Ci prova nuovamente la consolidata coppia Ristagno – Felloni a mettere in scena l’ennesimo lavoro teatrale in una elaborata coniugazione tra recitazione, musica, danze e acrobatiche performance.

Uno spettacolo, rappresentato al Teatro Stabile di Catania, che è contenitore e contenuto di sé stesso per un delicato melting pot di tutto ciò che può comporre un’esistenza, non solo umana ma universale, in una lirica narrazione della più classica visione olistica dove l’insieme, come sempre, è superiore alla somma delle singole parti.

Tentativo azzardato – e riuscito? – quello di Ristagno, curatore dei testi, e di Monica a cui è stata affidata sia la regia, sia il ruolo di co-protagonista. Sì, perché sarebbe errato indicare un vero protagonista in questa miscela aggregante in un unico corpo tra natura e uomini, concetto rimarcato ad ogni nota, ad ogni passo di danza, ad ogni parola pronunciata e non, ed esteso, ed estendibile, a tutto ciò che ci circonda.

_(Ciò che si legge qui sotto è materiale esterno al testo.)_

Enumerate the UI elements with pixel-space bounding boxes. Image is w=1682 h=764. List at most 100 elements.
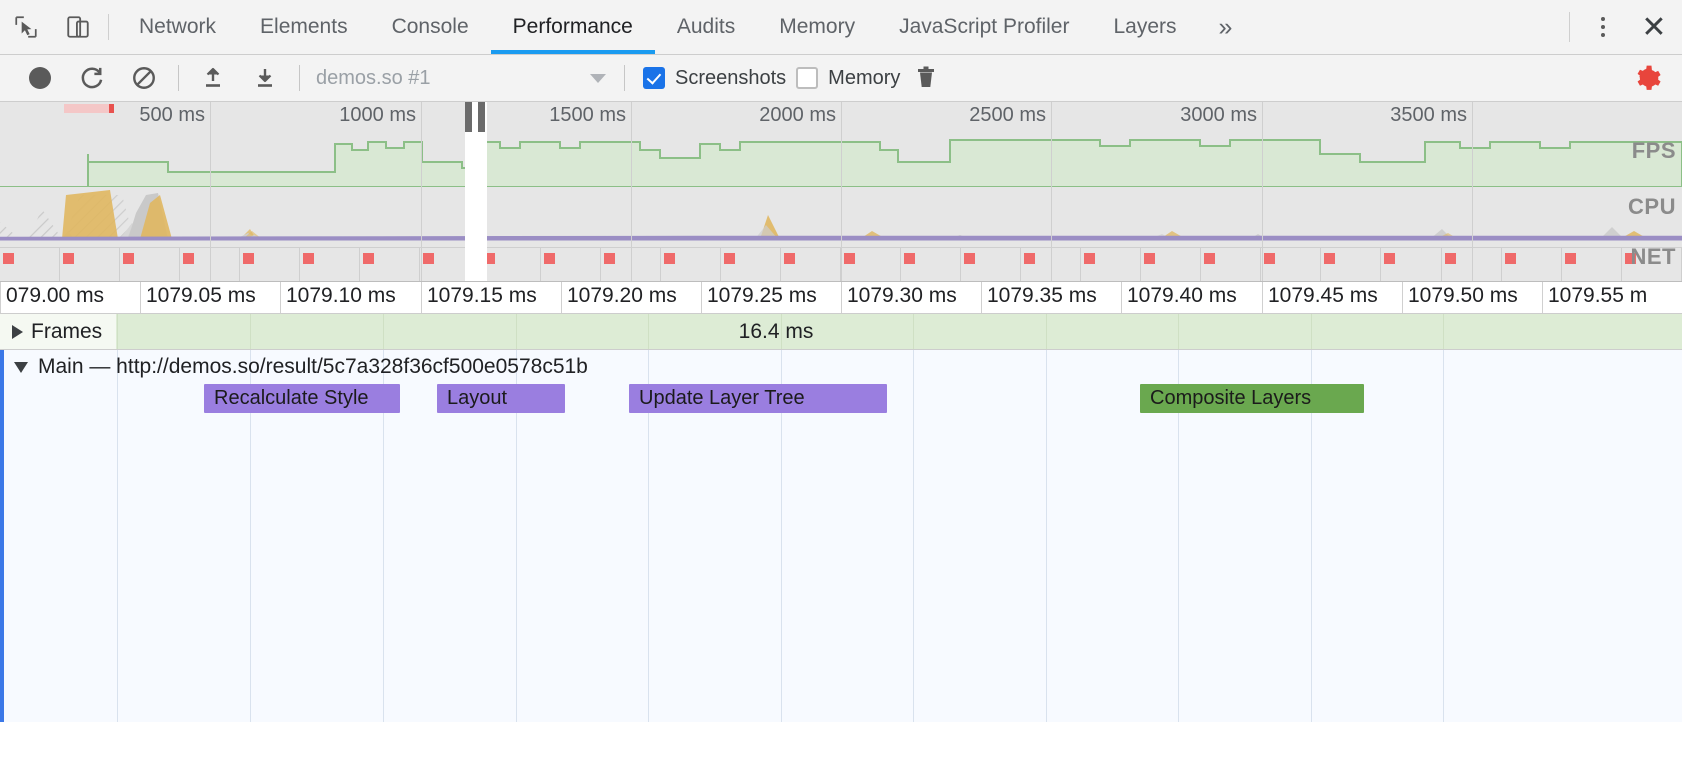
net-request-bar[interactable] (1261, 247, 1321, 282)
flame-chart-event[interactable]: Layout (437, 384, 565, 413)
net-request-marker (123, 253, 134, 264)
net-request-marker (3, 253, 14, 264)
overview-tick-label: 3000 ms (1180, 104, 1257, 127)
net-request-bar[interactable] (541, 247, 601, 282)
download-profile-icon[interactable] (239, 55, 291, 101)
tab-label: Performance (513, 15, 633, 39)
net-request-bar[interactable] (1201, 247, 1261, 282)
track-selection-edge (0, 350, 4, 722)
net-request-bar[interactable] (1502, 247, 1562, 282)
net-request-bar[interactable] (721, 247, 781, 282)
flame-chart-event[interactable]: Composite Layers (1140, 384, 1364, 413)
close-icon[interactable]: ✕ (1626, 10, 1682, 45)
overview-tick-label: 500 ms (139, 104, 205, 127)
frames-track-header[interactable]: Frames (0, 314, 116, 350)
overview-tick: 3500 ms (1472, 102, 1473, 282)
main-track-title: Main — http://demos.so/result/5c7a328f36… (38, 355, 588, 379)
upload-profile-icon[interactable] (187, 55, 239, 101)
device-toolbar-icon[interactable] (52, 0, 104, 54)
detail-ruler-label: 1079.55 m (1548, 284, 1647, 308)
performance-toolbar: demos.so #1 Screenshots Memory (0, 55, 1682, 102)
overview-tick: 1500 ms (631, 102, 632, 282)
net-request-bar[interactable] (360, 247, 420, 282)
net-request-bar[interactable] (481, 247, 541, 282)
record-circle-icon[interactable] (14, 55, 66, 101)
checkbox-checked-icon[interactable] (643, 67, 665, 89)
inspect-cursor-icon[interactable] (0, 0, 52, 54)
detail-ruler-tick: 079.00 ms (0, 282, 140, 314)
overview-selection-window[interactable] (465, 102, 487, 281)
tab-elements[interactable]: Elements (238, 0, 370, 54)
tabbar-divider (108, 14, 109, 40)
net-request-bar[interactable] (120, 247, 180, 282)
gear-icon[interactable] (1626, 63, 1670, 93)
net-request-bar[interactable] (901, 247, 961, 282)
tab-audits[interactable]: Audits (655, 0, 757, 54)
tab-network[interactable]: Network (117, 0, 238, 54)
frames-track-label: Frames (31, 320, 102, 344)
tab-console[interactable]: Console (370, 0, 491, 54)
memory-checkbox[interactable]: Memory (796, 67, 900, 90)
detail-ruler-tick: 1079.25 ms (701, 282, 841, 314)
timeline-overview[interactable]: FPS CPU NET (0, 102, 1682, 282)
reload-record-icon[interactable] (66, 55, 118, 101)
net-request-marker (1384, 253, 1395, 264)
detail-ruler-label: 1079.35 ms (987, 284, 1097, 308)
tab-javascript-profiler[interactable]: JavaScript Profiler (877, 0, 1091, 54)
net-request-bar[interactable] (300, 247, 360, 282)
tab-layers[interactable]: Layers (1091, 0, 1198, 54)
detail-ruler-tick: 1079.20 ms (561, 282, 701, 314)
net-request-marker (1084, 253, 1095, 264)
net-request-marker (904, 253, 915, 264)
checkbox-unchecked-icon[interactable] (796, 67, 818, 89)
tab-label: JavaScript Profiler (899, 15, 1069, 39)
net-request-marker (1264, 253, 1275, 264)
net-request-bar[interactable] (1562, 247, 1622, 282)
flame-chart-event[interactable]: Recalculate Style (204, 384, 400, 413)
net-request-bar[interactable] (841, 247, 901, 282)
tab-label: Layers (1113, 15, 1176, 39)
more-tabs-icon[interactable]: » (1199, 0, 1253, 54)
trash-icon[interactable] (900, 55, 952, 101)
net-request-marker (63, 253, 74, 264)
overview-tick-label: 1000 ms (339, 104, 416, 127)
detail-ruler-label: 1079.30 ms (847, 284, 957, 308)
expand-arrow-icon[interactable] (12, 325, 23, 339)
overview-tick: 2000 ms (841, 102, 842, 282)
net-request-marker (664, 253, 675, 264)
screenshots-checkbox[interactable]: Screenshots (643, 67, 786, 90)
overview-tick-label: 3500 ms (1390, 104, 1467, 127)
collapse-arrow-icon[interactable] (14, 362, 28, 373)
recording-selector[interactable]: demos.so #1 (308, 55, 616, 101)
net-request-bar[interactable] (1381, 247, 1441, 282)
net-request-marker (604, 253, 615, 264)
toolbar-right-actions (1626, 63, 1682, 93)
frames-track[interactable]: Frames 16.4 ms (0, 314, 1682, 350)
net-request-bar[interactable] (1081, 247, 1141, 282)
net-request-marker (1505, 253, 1516, 264)
detail-ruler-label: 1079.20 ms (567, 284, 677, 308)
toolbar-divider (178, 65, 179, 91)
net-request-marker (303, 253, 314, 264)
tab-memory[interactable]: Memory (757, 0, 877, 54)
net-request-bar[interactable] (0, 247, 60, 282)
chevron-down-icon[interactable] (590, 74, 606, 83)
tab-performance[interactable]: Performance (491, 0, 655, 54)
kebab-menu-icon[interactable] (1580, 17, 1626, 37)
frame-duration-label[interactable]: 16.4 ms (648, 314, 904, 350)
flame-chart-event[interactable]: Update Layer Tree (629, 384, 887, 413)
net-request-bar[interactable] (60, 247, 120, 282)
net-request-bar[interactable] (661, 247, 721, 282)
net-request-bar[interactable] (240, 247, 300, 282)
detail-ruler-label: 1079.50 ms (1408, 284, 1518, 308)
overview-ruler: 500 ms1000 ms1500 ms2000 ms2500 ms3000 m… (0, 102, 1682, 132)
clear-prohibited-icon[interactable] (118, 55, 170, 101)
net-request-bar[interactable] (1321, 247, 1381, 282)
detail-ruler-tick: 1079.10 ms (280, 282, 420, 314)
net-request-bar[interactable] (781, 247, 841, 282)
main-thread-track[interactable]: Main — http://demos.so/result/5c7a328f36… (0, 350, 1682, 722)
net-request-bar[interactable] (961, 247, 1021, 282)
net-request-marker (544, 253, 555, 264)
main-track-header[interactable]: Main — http://demos.so/result/5c7a328f36… (0, 350, 1682, 384)
net-request-bar[interactable] (1141, 247, 1201, 282)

“L’uomo è un Dio per gli altri uomini”, giusto per citare Spinoza, perenne ombra e spirito dello spettacolo in un papabile panteismo imploso, compresso e pronto a deflagrare in ogni battuta, in ogni abbraccio, in ogni coralità, in quei corpi su corpi. Eppure, ed è qui l’idea portante dello spettacolo, il messaggio del “tutto in tutti” e viceversa, che ha unica origine, pur nella sua rizomatica, umana, diversità, procede per cerchi concentrici innescati da musiche che “danzano” su iridescenti scenografie, inerpicandosi su cordoni ombelicali sospesi tra cielo, terra e il nulla. Poi, loro, i diversamente abili all’interno di uno spettacolo che sembra sempre più cucito addosso per ogni differente attitudine, o forse sono le loro dissimili capacità che arricchiscono lo spettacolo, di certo lo modificano e in un unico senso: verso l’alto e l’altro per ottundere desuete alterità affinché, quest’ultime, non facciano più rima con diversità. Critiche? Sì. La non immediata lettura e decodifica dei compositi significati impressi dal suo autore a volte –  apparentemente  - disancorati da complessi significanti. Significati che, di conseguenza, transitano da ciò che doveva essere un’autoimmune autonomia a una inaspettata eteronomia vivendo non di una vita propria ma di quella che gli assegna ogni spettatore, e forse questa è l’altra vera forza di “Anima Mundi”, anzi probabilmente il suo precipuo scopo: capire chi siamo noi, chi è l’altro, per scoprire, guarda caso, che non c’è nessuna differenza.